Теперь я охотно прощал любому человеку его взгляды, его невежество. Меня уже вразумили, а сам я никого больше не хотел вразумлять, мне становилось только грустно, когда я видел, как люди воображают, будто я потому не мешаю им ломать комедию, что свято и глубоко ее чту наравне с ними. А я и не помышлял поддаваться их глупости, я только старался по мере возможности быть терпимым. В этом ведь их радость, думал я, они ведь этим живут!

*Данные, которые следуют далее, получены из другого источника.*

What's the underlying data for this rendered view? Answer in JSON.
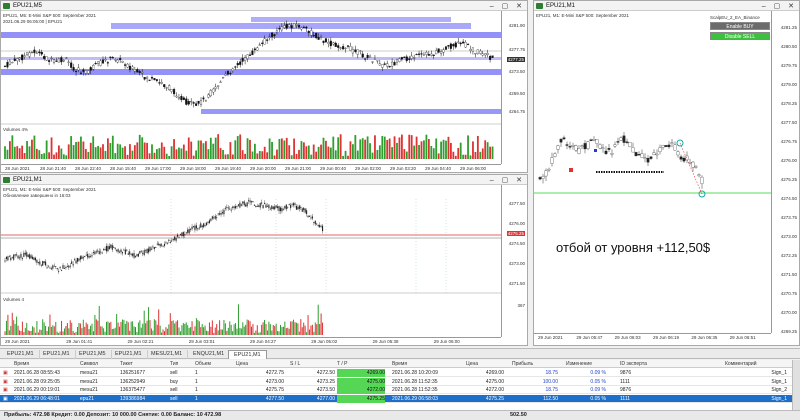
{
  "windows": {
    "top_left": {
      "title": "EPU21,M5",
      "header_line1": "EPU21, M5: E-Mini S&P 500: September 2021",
      "header_line2": "2021.06.29 06:05:00 | EPU21",
      "volume_label": "Volumes 4%",
      "prices": [
        "4281.90",
        "4277.75",
        "4273.50",
        "4269.50",
        "4264.75",
        "4260.50"
      ],
      "current_price": "4277.25",
      "times": [
        "28 Jun 2021",
        "28 Jun 21:40",
        "28 Jun 22:40",
        "28 Jun 15:40",
        "29 Jun 17:00",
        "29 Jun 18:00",
        "29 Jun 19:40",
        "29 Jun 20:00",
        "29 Jun 21:00",
        "29 Jun 00:40",
        "29 Jun 02:00",
        "29 Jun 03:20",
        "29 Jun 04:40",
        "29 Jun 06:00"
      ]
    },
    "bottom_left": {
      "title": "EPU21,M1",
      "header_line1": "EPU21, M1: E-Mini S&P 500: September 2021",
      "header_line2": "Обновление завершено in 16:03",
      "volume_label": "Volumes 4",
      "prices": [
        "4277.50",
        "4276.00",
        "4274.50",
        "4273.00",
        "4271.50"
      ],
      "current_price": "4275.25",
      "volume_max": "367",
      "times": [
        "29 Jun 2021",
        "29 Jun 01:41",
        "29 Jun 02:21",
        "29 Jun 03:01",
        "29 Jun 04:27",
        "29 Jun 05:02",
        "29 Jun 05:38",
        "29 Jun 06:00"
      ]
    },
    "right": {
      "title": "EPU21,M1",
      "header_line1": "EPU21, M1: E-Mini S&P 500: September 2021",
      "ea_name": "ScalpEU_2_EA_Binance",
      "btn_buy": "Enable BUY",
      "btn_sell": "Disable SELL",
      "prices": [
        "4281.25",
        "4280.50",
        "4279.75",
        "4279.00",
        "4278.25",
        "4277.50",
        "4276.75",
        "4276.00",
        "4275.25",
        "4274.50",
        "4273.75",
        "4273.00",
        "4272.25",
        "4271.50",
        "4270.75",
        "4270.00",
        "4269.25"
      ],
      "current_price": "4275.25",
      "times": [
        "29 Jun 2021",
        "29 Jun 05:47",
        "29 Jun 06:03",
        "29 Jun 06:19",
        "29 Jun 06:35",
        "29 Jun 06:51"
      ],
      "annotation": "отбой от уровня +112,50$"
    }
  },
  "tabs": [
    "EPU21,M1",
    "EPU21,M1",
    "EPU21,M5",
    "EPU21,M1",
    "MESU21,M1",
    "ENQU21,M1",
    "EPU21,M1"
  ],
  "active_tab": 6,
  "table": {
    "columns": [
      "Время",
      "Символ",
      "Тикет",
      "Тип",
      "Объем",
      "Цена",
      "S / L",
      "T / P",
      "Время",
      "Цена",
      "Прибыль",
      "Изменение",
      "ID эксперта",
      "Комментарий"
    ],
    "rows": [
      [
        "2021.06.28 08:55:43",
        "mesu21",
        "136251677",
        "sell",
        "1",
        "4272.75",
        "4272.50",
        "4269.00",
        "2021.06.28 10:20:09",
        "4269.00",
        "18.75",
        "0.09 %",
        "9876",
        "Sign_1"
      ],
      [
        "2021.06.28 09:25:05",
        "mesu21",
        "136252949",
        "buy",
        "1",
        "4273.00",
        "4273.25",
        "4275.00",
        "2021.06.28 11:52:35",
        "4275.00",
        "100.00",
        "0.05 %",
        "1111",
        "Sign_1"
      ],
      [
        "2021.06.29 00:19:01",
        "mesu21",
        "136375477",
        "sell",
        "1",
        "4275.75",
        "4273.50",
        "4272.00",
        "2021.06.28 11:52:35",
        "4272.00",
        "18.75",
        "0.09 %",
        "9876",
        "Sign_2"
      ],
      [
        "2021.06.29 06:48:01",
        "epu21",
        "139386984",
        "sell",
        "1",
        "4277.50",
        "4277.00",
        "4275.25",
        "2021.06.29 06:58:03",
        "4275.25",
        "112.50",
        "0.05 %",
        "1111",
        "Sign_1"
      ]
    ],
    "selected_row": 3
  },
  "summary": {
    "text": "Прибыль: 472.98  Кредит: 0.00  Депозит: 10 000.00  Снятие: 0.00  Баланс: 10 472.98",
    "total_profit": "502.50"
  },
  "colors": {
    "bull": "#2e7d32",
    "level_band": "#6f6cf2",
    "vol_green": "#2e9e2e",
    "vol_red": "#d33",
    "selection": "#1e6fc9",
    "tp_green": "#55d655"
  }
}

Мы говорим «наше сердце», «наши планы», как будто они и впрямь наши; а между тем есть некая чуждая сила, которая швыряет нас куда попало, затем укладывает нас в гроб, а мы о ней ничего не знаем: ни откуда она явилась, ни куда она стремится.

Мы стремимся расти ввысь и раскинуться в вышине всеми своими сучьями и ветками, но, что из этого выйдет, решают почва и погода, и если в твою макушку ударила молния, бедное дерево, расщепив тебя до самых корней, то что тебе стремление ввысь?

Высь над тобою и даль пред тобою, конечно, мертвы и пустынны, потому что мертво и пусто внутри тебя.

Ничто живое не способно так бурно расти и так безвременно увянуть, как человек.